Super Bowl Tickets Getting Cheaper By The Day
By Frank Irving
At the very least, it's going to be uncomfortably cold on the evening of Feb. 2 at Metlife Stadium, site of Super Bowl XLVIII. There's also about a 70 percent chance it will be downright miserable — temperatures dipping below 30 degrees, topped with a wintry mix.
That forecast has dropped ticket prices 27 percent over the past three days, according to Forbes.
Of course, one man's hardship is another man's bargain, and spontaneous thrill-seekers may give in to impulse by planning a last-minute getaway to the big game.
Not so fast. Super Bowl scams abound, particularly online.
Internet security firm Trend Micro offers the following advice for those planning a "bucket list" trip:
- “With as big of a game as the Super Bowl, there are going to be tons of secondary market ticket sales,” said J.D. Sherry, Trend Micro's vice president of software and solutions, in a media release. “The Internet makes it easy for scammers to make counterfeit tickets that look completely real. To ensure their tickets are not fraudulent, fans should make purchases through secured, official venue websites.”

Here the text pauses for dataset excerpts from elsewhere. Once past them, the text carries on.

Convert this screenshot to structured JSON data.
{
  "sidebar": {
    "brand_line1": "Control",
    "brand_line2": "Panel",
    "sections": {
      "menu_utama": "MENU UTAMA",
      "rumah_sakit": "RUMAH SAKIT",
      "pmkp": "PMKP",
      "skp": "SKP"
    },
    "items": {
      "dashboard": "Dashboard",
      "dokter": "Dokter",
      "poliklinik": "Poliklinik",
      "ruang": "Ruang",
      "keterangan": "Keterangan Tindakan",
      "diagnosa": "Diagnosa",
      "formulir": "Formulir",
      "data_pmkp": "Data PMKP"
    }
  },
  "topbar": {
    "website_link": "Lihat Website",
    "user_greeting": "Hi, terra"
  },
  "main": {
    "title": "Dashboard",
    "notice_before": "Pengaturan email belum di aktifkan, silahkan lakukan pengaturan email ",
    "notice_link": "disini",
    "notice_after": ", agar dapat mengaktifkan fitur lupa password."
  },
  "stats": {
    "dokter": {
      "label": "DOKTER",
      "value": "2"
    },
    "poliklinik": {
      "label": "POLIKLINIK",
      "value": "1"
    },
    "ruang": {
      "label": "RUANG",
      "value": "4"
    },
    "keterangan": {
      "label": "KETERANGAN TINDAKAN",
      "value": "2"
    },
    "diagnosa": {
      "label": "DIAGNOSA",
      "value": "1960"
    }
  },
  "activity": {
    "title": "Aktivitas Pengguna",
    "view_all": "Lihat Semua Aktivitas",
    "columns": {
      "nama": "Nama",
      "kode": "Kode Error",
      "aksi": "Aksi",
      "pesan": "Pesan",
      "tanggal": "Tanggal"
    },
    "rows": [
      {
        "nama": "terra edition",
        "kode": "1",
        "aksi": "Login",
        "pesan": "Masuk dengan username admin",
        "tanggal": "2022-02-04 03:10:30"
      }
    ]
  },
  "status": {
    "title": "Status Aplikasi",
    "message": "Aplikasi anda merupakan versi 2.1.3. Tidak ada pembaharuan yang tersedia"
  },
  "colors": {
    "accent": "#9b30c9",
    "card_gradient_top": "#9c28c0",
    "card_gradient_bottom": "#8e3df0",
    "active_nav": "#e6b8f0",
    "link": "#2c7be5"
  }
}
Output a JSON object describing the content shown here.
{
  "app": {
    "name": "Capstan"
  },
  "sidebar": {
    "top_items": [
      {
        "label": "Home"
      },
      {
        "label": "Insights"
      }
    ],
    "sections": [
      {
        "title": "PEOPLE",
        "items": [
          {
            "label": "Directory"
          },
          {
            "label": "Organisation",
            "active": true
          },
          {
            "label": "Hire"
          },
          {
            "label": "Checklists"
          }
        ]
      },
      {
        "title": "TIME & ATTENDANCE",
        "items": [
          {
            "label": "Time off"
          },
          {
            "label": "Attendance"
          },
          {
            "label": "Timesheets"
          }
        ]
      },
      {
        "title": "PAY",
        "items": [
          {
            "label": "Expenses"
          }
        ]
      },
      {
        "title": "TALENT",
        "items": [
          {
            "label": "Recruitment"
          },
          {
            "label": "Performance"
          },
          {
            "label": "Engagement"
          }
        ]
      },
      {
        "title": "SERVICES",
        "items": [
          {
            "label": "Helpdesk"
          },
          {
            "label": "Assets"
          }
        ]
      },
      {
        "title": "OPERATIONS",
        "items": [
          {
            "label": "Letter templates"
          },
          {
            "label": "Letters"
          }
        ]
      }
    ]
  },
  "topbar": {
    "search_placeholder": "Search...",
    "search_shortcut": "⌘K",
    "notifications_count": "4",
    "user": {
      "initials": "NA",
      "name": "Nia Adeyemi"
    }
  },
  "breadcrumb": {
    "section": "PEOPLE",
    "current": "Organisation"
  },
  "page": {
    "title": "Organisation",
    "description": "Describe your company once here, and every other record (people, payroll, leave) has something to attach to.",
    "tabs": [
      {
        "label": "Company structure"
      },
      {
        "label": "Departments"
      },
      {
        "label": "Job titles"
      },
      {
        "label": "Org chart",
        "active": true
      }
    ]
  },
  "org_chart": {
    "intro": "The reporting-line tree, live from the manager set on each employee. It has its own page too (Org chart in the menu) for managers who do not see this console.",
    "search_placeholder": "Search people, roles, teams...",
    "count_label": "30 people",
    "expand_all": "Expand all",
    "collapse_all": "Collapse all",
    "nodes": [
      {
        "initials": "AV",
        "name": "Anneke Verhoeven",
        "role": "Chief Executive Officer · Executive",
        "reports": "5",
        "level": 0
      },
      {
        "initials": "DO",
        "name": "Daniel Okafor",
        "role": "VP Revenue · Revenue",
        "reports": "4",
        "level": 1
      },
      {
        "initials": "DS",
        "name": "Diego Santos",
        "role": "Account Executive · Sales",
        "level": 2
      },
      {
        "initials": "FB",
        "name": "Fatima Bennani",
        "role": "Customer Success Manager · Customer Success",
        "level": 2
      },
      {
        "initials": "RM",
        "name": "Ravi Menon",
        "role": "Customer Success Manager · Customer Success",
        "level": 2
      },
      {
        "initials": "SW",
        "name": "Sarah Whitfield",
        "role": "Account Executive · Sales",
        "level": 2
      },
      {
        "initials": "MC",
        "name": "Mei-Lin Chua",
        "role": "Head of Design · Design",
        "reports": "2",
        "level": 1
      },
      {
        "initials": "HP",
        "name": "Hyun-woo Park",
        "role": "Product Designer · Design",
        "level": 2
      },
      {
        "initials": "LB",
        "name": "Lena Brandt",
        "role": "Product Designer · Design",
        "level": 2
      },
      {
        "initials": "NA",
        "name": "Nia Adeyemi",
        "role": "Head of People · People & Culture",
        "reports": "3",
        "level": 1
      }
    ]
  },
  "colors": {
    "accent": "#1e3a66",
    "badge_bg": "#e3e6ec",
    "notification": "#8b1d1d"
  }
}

- If you're considering making purchases from online classifieds, use sites that utilize ticket verification software.
- Avoid sites such as Craigslist to ensure you do not purchase counterfeit tickets.
- Never wire money to a stranger. Just because you’ve emailed or spoken to someone who seems nice doesn’t mean you’ll get the tickets you paid for.
- Use a credit card for purchases. Cash is impossible to retrieve.
- Steer clear of sites with gambling advertising.
- Beware of airline/game ticket combination packages where you can end up with one but not the other.